SYNOPSIS

This Series #3 Technical Talk is a continuation of our IEM Series #1 and Series #2 Talks under the theme of Towards Specialization needs of Railway Systems.

With AC and DC Railway Schemes, the train operating current flows through the contact line to the electric rail vehicle (ERV). The return current for traction and regenerative braking current, flows from the ERV via the return circuit to the traction power substation.

The running rails serve as the primary conductors for return current of the AC and DC railway systems. Up to several thousand amperes can flow In the return circuit and cause voltages at the running rails and conductive parts of the ERVs during operation. To avoid voltages which could be potentially dangerous when bridged by passengers and staff, the return circuits need to be designed adequately with appropriate measures for earthing and bonding. However, the measures for earthing and bonding applied to the return circuits differ fundamentally between AC and DC schemes.

In AC railways, the rail-to-earth voltages are reduced by bonding other metallic conducting elements to the running rails which are earthed, eliminating any possibility of affecting people and ensuring the entire system can be switched off safely in case of faults.

For DC railways, the running rails trackworks are insulated and floated against earth. To reduce the rail-to-earth voltages in or near the DC railway installations, other measures are required e.g. installation of parallel return conductors and/or voltage limiting devices (VLDs).

This Talk will address the above electrical safety considerations in the design of the return circuits for both AC and DC railway schemes in the context of relevant EN standards for electrical railway transportation projects.


BIODATA OF SPEAKER

Ir. Dr Amir Basha Graduated with B.Sc. (Eng) 1st Class Hons, from University of London King 's College in 1974, and M.Sc. and Ph.D in Power Systems from University of Manchesterin 1976 and 1979 respectively. Served LLN/TNB for 33 years (1974-2007) and was one of those several local pioneer engineers who were involved in the planning, design, implementation and operation of the 500kV/275kV/132kV National Power System Grid, holding positions of Senior Engineer and Chief Engineerin the Development Planning and System Operation Divisions. He was principally involved in the setting up of UNITEN and TNB Research (full subsidiaries of TNB) in the mid-1990s, as the First (Founding) Dean College of Engineering UNITEN and Managing Director of TNB Research, respectively before his retirement in 2007. Since then, he has been with Minconsult leading/assisting teams involved in power system projects, such as power generating plants, electric traction rail projects (LRT/MRT, KTMB and High Speed Rail (HSR), Solar PV projects, Management & Engineering Audits of the ESI, and formulation of Feasibility Study Reports/MasterPlan Study Reports related to Electricity/Energy Planning.
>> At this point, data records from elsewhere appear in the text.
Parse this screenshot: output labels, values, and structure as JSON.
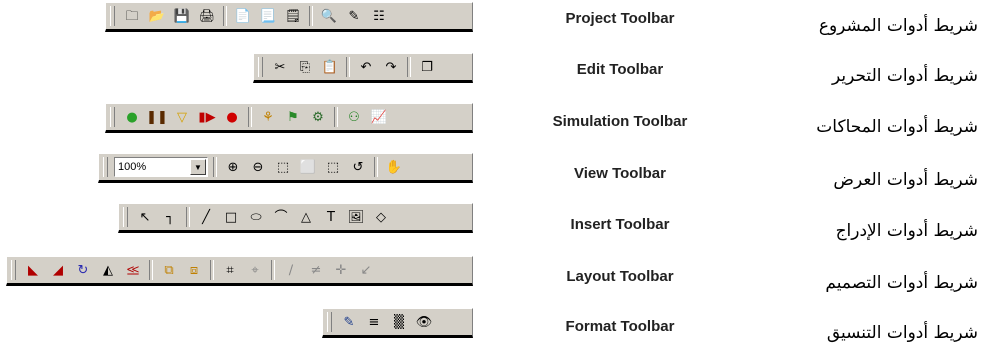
{
  "rows": [
    {
      "id": "project",
      "english": "Project Toolbar",
      "arabic": "شريط أدوات المشروع",
      "buttons": [
        {
          "name": "new-project-icon",
          "glyph": "🗀"
        },
        {
          "name": "open-project-icon",
          "glyph": "📂"
        },
        {
          "name": "save-icon",
          "glyph": "💾"
        },
        {
          "name": "print-icon",
          "glyph": "🖨"
        },
        {
          "name": "sep"
        },
        {
          "name": "schematic-sheet-icon",
          "glyph": "📄"
        },
        {
          "name": "pcb-sheet-icon",
          "glyph": "📃"
        },
        {
          "name": "report-sheet-icon",
          "glyph": "🗒"
        },
        {
          "name": "sep"
        },
        {
          "name": "preview-icon",
          "glyph": "🔍"
        },
        {
          "name": "design-check-icon",
          "glyph": "✎"
        },
        {
          "name": "netlist-icon",
          "glyph": "☷"
        }
      ]
    },
    {
      "id": "edit",
      "english": "Edit Toolbar",
      "arabic": "شريط أدوات التحرير",
      "buttons": [
        {
          "name": "cut-icon",
          "glyph": "✂"
        },
        {
          "name": "copy-icon",
          "glyph": "⎘"
        },
        {
          "name": "paste-icon",
          "glyph": "📋"
        },
        {
          "name": "sep"
        },
        {
          "name": "undo-icon",
          "glyph": "↶"
        },
        {
          "name": "redo-icon",
          "glyph": "↷"
        },
        {
          "name": "sep"
        },
        {
          "name": "properties-icon",
          "glyph": "❐"
        }
      ]
    },
    {
      "id": "simulation",
      "english": "Simulation Toolbar",
      "arabic": "شريط أدوات المحاكات",
      "buttons": [
        {
          "name": "run-icon",
          "glyph": "●",
          "color": "#2aa12a"
        },
        {
          "name": "pause-icon",
          "glyph": "❚❚",
          "color": "#5a2a00"
        },
        {
          "name": "step-icon",
          "glyph": "▽",
          "color": "#d4a000"
        },
        {
          "name": "step-into-icon",
          "glyph": "▮▶",
          "color": "#c00000"
        },
        {
          "name": "stop-icon",
          "glyph": "●",
          "color": "#d00000"
        },
        {
          "name": "sep"
        },
        {
          "name": "scope-icon",
          "glyph": "⚘",
          "color": "#c08000"
        },
        {
          "name": "probe-icon",
          "glyph": "⚑",
          "color": "#2a8a2a"
        },
        {
          "name": "analyzer-icon",
          "glyph": "⚙",
          "color": "#2a6a2a"
        },
        {
          "name": "sep"
        },
        {
          "name": "generator-icon",
          "glyph": "⚇",
          "color": "#208020"
        },
        {
          "name": "graph-icon",
          "glyph": "📈",
          "color": "#a00000"
        }
      ]
    },
    {
      "id": "view",
      "english": "View Toolbar",
      "arabic": "شريط أدوات العرض",
      "zoom": "100%",
      "buttons": [
        {
          "name": "zoom-in-icon",
          "glyph": "⊕"
        },
        {
          "name": "zoom-out-icon",
          "glyph": "⊖"
        },
        {
          "name": "zoom-area-icon",
          "glyph": "⬚"
        },
        {
          "name": "zoom-fit-icon",
          "glyph": "⬜"
        },
        {
          "name": "zoom-selection-icon",
          "glyph": "⬚"
        },
        {
          "name": "zoom-previous-icon",
          "glyph": "↺"
        },
        {
          "name": "sep"
        },
        {
          "name": "pan-hand-icon",
          "glyph": "✋"
        }
      ]
    },
    {
      "id": "insert",
      "english": "Insert Toolbar",
      "arabic": "شريط أدوات الإدراج",
      "buttons": [
        {
          "name": "select-arrow-icon",
          "glyph": "↖"
        },
        {
          "name": "wire-icon",
          "glyph": "┐"
        },
        {
          "name": "sep"
        },
        {
          "name": "line-icon",
          "glyph": "╱"
        },
        {
          "name": "rectangle-icon",
          "glyph": "□"
        },
        {
          "name": "ellipse-icon",
          "glyph": "⬭"
        },
        {
          "name": "arc-icon",
          "glyph": "⌒"
        },
        {
          "name": "polygon-icon",
          "glyph": "△"
        },
        {
          "name": "text-icon",
          "glyph": "T"
        },
        {
          "name": "picture-icon",
          "glyph": "🖼"
        },
        {
          "name": "bus-port-icon",
          "glyph": "◇"
        }
      ]
    },
    {
      "id": "layout",
      "english": "Layout Toolbar",
      "arabic": "شريط أدوات التصميم",
      "buttons": [
        {
          "name": "rotate-left-icon",
          "glyph": "◣",
          "color": "#b00000"
        },
        {
          "name": "rotate-right-icon",
          "glyph": "◢",
          "color": "#b00000"
        },
        {
          "name": "rotate-free-icon",
          "glyph": "↻",
          "color": "#2a2ab0"
        },
        {
          "name": "mirror-icon",
          "glyph": "◭"
        },
        {
          "name": "flip-icon",
          "glyph": "⪣",
          "color": "#b00000"
        },
        {
          "name": "sep"
        },
        {
          "name": "bring-front-icon",
          "glyph": "⧉",
          "color": "#c08000"
        },
        {
          "name": "send-back-icon",
          "glyph": "⧈",
          "color": "#c08000"
        },
        {
          "name": "sep"
        },
        {
          "name": "group-icon",
          "glyph": "⌗"
        },
        {
          "name": "ungroup-icon",
          "glyph": "⌖",
          "color": "#888"
        },
        {
          "name": "sep"
        },
        {
          "name": "connect-icon",
          "glyph": "∕",
          "color": "#888"
        },
        {
          "name": "disconnect-icon",
          "glyph": "≠",
          "color": "#888"
        },
        {
          "name": "junction-icon",
          "glyph": "✛",
          "color": "#888"
        },
        {
          "name": "pin-icon",
          "glyph": "↙",
          "color": "#888"
        }
      ]
    },
    {
      "id": "format",
      "english": "Format Toolbar",
      "arabic": "شريط أدوات التنسيق",
      "buttons": [
        {
          "name": "line-color-icon",
          "glyph": "✎",
          "color": "#1a3a8a"
        },
        {
          "name": "line-width-icon",
          "glyph": "≡"
        },
        {
          "name": "fill-pattern-icon",
          "glyph": "▒"
        },
        {
          "name": "visibility-eye-icon",
          "glyph": "👁"
        }
      ]
    }
  ]
}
A BEM-registered Professional Engineer Practicing Certificate and ASEAN Chartered Professional Engineer, Corporate Member ofIEM and Alumni Harvard Business School Senior Management Program.

Mohd Syazwan bin Sulaiman was graduated from University of New Brunswick (2012, Canada) in Electrical Engineering (Power System). He started his career in Minconsult Sdn Bhd and his first rail project was Kelana Jaya Extension Line (KLJ) Project. He was involved in both design and site office experience as Project Engineer and Assistant Resident Engineer respectively. Since 2017, he was involved in various rail projects such as LRT3, KL-SG HSR, and several high level railway studies. In KL-SG HSR (TAC Project), he had an opportunity to model and run the operation simulation of KL-SG HSR using OpenTrack software. He is currently working in LRT3 project as a system interface and electrical engineer for LV system.